Focus on Art – January 2018

Focus on Art

By Rob Mohr

Art’s Digital Transformation – Giclée and Beyond

 

“Our digital world is a populist force, leveling rich and poor, educated and uneducated.”

Pew Research 2017

We live in a technical age when everything seems possible. A time when digital and 3D copies of original art from throughout history are accessible for everyone, a reality which creates many unresolved questions, for example, what constitutes an authentic work, semi-authentic, or a fake – an issue that has eternally plagued historians and collectors of art.

Romans copied Greek sculptures. Painters like Pieter Bruegel the Younger (1564 – 1637) made multiples of his own works and paintings done by his father. In the 20th Century creating fakes became a pathway to great wealth. Jean Francois Millet, a grandson of Millet, had Paul Cazot, a gifted artist, copy over 40 paintings and 200 drawings of his grandfather Millet, and sold them at great profit. Otto Wacker, in the 20th Century, painted thirty-three new Van Gogh’s which were considered originals for thirty-five years. Geert Jan Jansen (1945), “the most sophisticated forger ever,” copied and sold as originals works by Picasso, and Matisse. When one of his works was discovered to be a forgery, police raided his farm-studio and found over 1,600 fakes of modern masters. His gain was twelve million euros held in three Swiss accounts under assumed names.

Art historians argue original painting have an aura that reflects the time and space in which they were created, and a copy – human-made or mechanical – lacks the “sympathetic spiritual presence which emanates a call to contemplate, or be in relationship with unique works of art.” I believe authentic works are endowed with magical and supernatural forces arising from their singularity, and the qualities imparted by their creator, .
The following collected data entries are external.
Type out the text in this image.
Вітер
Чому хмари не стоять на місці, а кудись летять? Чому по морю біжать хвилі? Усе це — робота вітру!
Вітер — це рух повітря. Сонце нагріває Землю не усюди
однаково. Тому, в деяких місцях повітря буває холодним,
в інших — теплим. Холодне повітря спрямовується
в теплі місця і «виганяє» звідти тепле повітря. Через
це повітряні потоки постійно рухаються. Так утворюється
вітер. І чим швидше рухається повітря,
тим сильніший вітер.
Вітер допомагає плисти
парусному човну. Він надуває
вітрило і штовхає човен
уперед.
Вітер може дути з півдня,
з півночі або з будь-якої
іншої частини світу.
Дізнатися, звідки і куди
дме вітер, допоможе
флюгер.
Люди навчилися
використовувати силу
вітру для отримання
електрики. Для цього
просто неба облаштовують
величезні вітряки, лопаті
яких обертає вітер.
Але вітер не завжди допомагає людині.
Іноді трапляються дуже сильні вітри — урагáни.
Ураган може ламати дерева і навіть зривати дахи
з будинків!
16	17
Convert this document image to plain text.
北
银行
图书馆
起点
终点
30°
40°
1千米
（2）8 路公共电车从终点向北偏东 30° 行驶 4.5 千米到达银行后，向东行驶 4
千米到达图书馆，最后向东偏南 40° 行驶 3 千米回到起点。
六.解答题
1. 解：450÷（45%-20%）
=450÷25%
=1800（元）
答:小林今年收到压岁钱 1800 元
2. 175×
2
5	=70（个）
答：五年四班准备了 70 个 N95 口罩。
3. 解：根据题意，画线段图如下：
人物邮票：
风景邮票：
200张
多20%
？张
Throughout history copies have been made in a variety of ways. Artist use etchings to create original works, or copies of larger paintings, by drawing with etching needles which cut through a ground of wax or resin coating on a copper plate. Then the plate is dipped into acid which etches the exposed metal. The plate is inked and pressed to produce multiple copies. Durer, and later Rembrandt, Goya, and Manet, circulated their etchings to gain universal recognition.  (photo 1)

 

Focus Manet Edouard

Lithography, painting on stone, is a planographic process where images are painted with greasy ink onto a stone plate pre-moistened with water which was then pressed against paper sheets. During the 1800’s full color originals or copies of authentic works were done by painting each color on a separate stone. Pins were used to line up each stone as it was pressed to ensure a perfect color print on paper or canvas. By 1890 this became a refined mechanical process using a zinc surface where color prints of great paintings could be produced and sold by entrepreneurs like Sears and Roebuck through their widely circulated catalog. 

Jacques Villon (1875- 1963), with permission of the artist, used etchings and lithographs to produce portfolios containing a series of the best contemporary paintings by Matisse, Braque, Picasso and other leading artists. Rights to mass produce this series were sold to the Louvre Museum in Paris. Up until today, lithographs, etchings, silk screens, aquatints, mezzo-tints, hillotypes, choreographics, and a variety of other methods have been used to copy and create originals.

But the advent of Giclée – a digital copying process introduced by print-maker Jack Duganne in 1991- and recent 3D digital copiers which make exact scale copies of great paintings, – have unsought results, such as major museums exhibiting copies to protect the originals in cooled dark rooms.

Art ultimately is the secretion of society, and conversely society mirrors the Arts.

Mohamid Zaher 

Is a Giclée as good as the originals? In photography the answer is often yes, but what of paintings? Art experts, historians, and critics say “no, the aura of the original is not replaceable,” yet for educational and personal pleasure Giclées or 3D digital copies have significant value. Quality hand-painted copies of original paintings, have more value because they develop their own aura. In Chapala, full-color Giclées (digital copies) of paintings and drawings, with permission of the artist, are made by and sold at The Art House. (photo 2)

focus Ryota Matsumoto1

Might the magic and essence of a painting be lost when the copy is exact in three dimensions with texture, brush stroke and the attributes of paint present? Viewers alone may answer. For this writer, to sit before original work of art is, and always will be, a spiritual experience.